Kero continued. “Here’s what I think. I think he’s going to the tunnels. He knows them. He grew up here like we did, and his daddy must own a few properties connecting to them. Shit, he knew them well enough to take Millie there when he started this whole killing thing. He doesn’t just know them, he feels at home when he’s there.”

Delroy kept nodding. His friend was right. Without asking he knew where they were going.

“So, I think I’ll take you down to where Skipper did his first killing, down to where they found Millie’s body.”

Delroy mouthed the words “turtle palace” to himself.

“I’m going to leave you there and then I’m getting into the tunnels at Daddy Jack’s and coming back to you. Maybe we can corner him, who knows. Maybe we’ll get lucky. Hell buddy, I don’t really know what else to do, but that sounds like a plan that makes a little bit of sense to me.”

It made a lot of sense to Delroy. Skipper’s murders were a quilt of actions and reactions. Millie’s death hurt Gratis, Althea’s hurt the investigation, Merry’s hurt everything. Even the booze party Skipper threw with his father’s corpse must have dealt with something in his twisted mind.

Hurting (he couldn’t even think the word ‘killing’) Meg and Peck where he started it all would wrap it up nicely. Better yet, it would show Skipper’s contempt for his pursuers. How inept could they be? He would laugh at them.

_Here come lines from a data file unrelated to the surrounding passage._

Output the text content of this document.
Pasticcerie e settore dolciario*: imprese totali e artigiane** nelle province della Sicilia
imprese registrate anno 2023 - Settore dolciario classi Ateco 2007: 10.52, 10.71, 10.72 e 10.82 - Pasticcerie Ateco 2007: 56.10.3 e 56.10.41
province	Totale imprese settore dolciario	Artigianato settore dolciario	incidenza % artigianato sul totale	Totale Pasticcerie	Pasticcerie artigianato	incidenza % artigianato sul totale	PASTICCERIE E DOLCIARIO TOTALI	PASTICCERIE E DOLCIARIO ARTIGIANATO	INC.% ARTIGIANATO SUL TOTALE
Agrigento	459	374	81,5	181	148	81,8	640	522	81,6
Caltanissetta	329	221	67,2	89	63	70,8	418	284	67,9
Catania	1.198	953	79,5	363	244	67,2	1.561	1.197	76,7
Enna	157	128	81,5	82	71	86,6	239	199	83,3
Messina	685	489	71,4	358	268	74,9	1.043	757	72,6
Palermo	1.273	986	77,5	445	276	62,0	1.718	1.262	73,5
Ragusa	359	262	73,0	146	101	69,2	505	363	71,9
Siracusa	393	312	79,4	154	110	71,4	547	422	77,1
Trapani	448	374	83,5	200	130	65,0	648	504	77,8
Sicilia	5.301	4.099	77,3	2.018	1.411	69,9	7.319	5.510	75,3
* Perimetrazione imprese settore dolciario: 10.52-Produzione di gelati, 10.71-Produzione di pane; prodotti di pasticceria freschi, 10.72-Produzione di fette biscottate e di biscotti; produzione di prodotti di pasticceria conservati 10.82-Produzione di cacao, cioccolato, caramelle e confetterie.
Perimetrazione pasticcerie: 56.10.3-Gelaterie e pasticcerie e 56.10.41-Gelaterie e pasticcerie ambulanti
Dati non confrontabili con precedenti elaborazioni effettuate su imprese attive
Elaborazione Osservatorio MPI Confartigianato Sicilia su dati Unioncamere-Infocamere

How much did he laugh at me when I told him he was doing a good job? When I told him I would help him if he stopped working for his daddy and hung his own shingle?
Delroy winced at his own stupidity.

When they got near, Kero turned off the truck’s engine as well as the lights. They coasted another fifty feet and pulled off the road. They were just above the cave where Peck saw the turtles that awful day. It seemed like years ago to both of them.

Kero parked the truck, handed a flashlight to Delroy, and got his pistol out of the glove box. They crept down to the water’s edge, not wanting to spook anyone. The two weren’t adept at sneaking, however, and small rocks poured down the bank in front of them and plopped into the water as they crept. If Skipper was down there it wouldn’t be much of a surprise party. Fortunately, at the bottom, all they found was a small boat tied to a tree, shoved into the mud on the bank.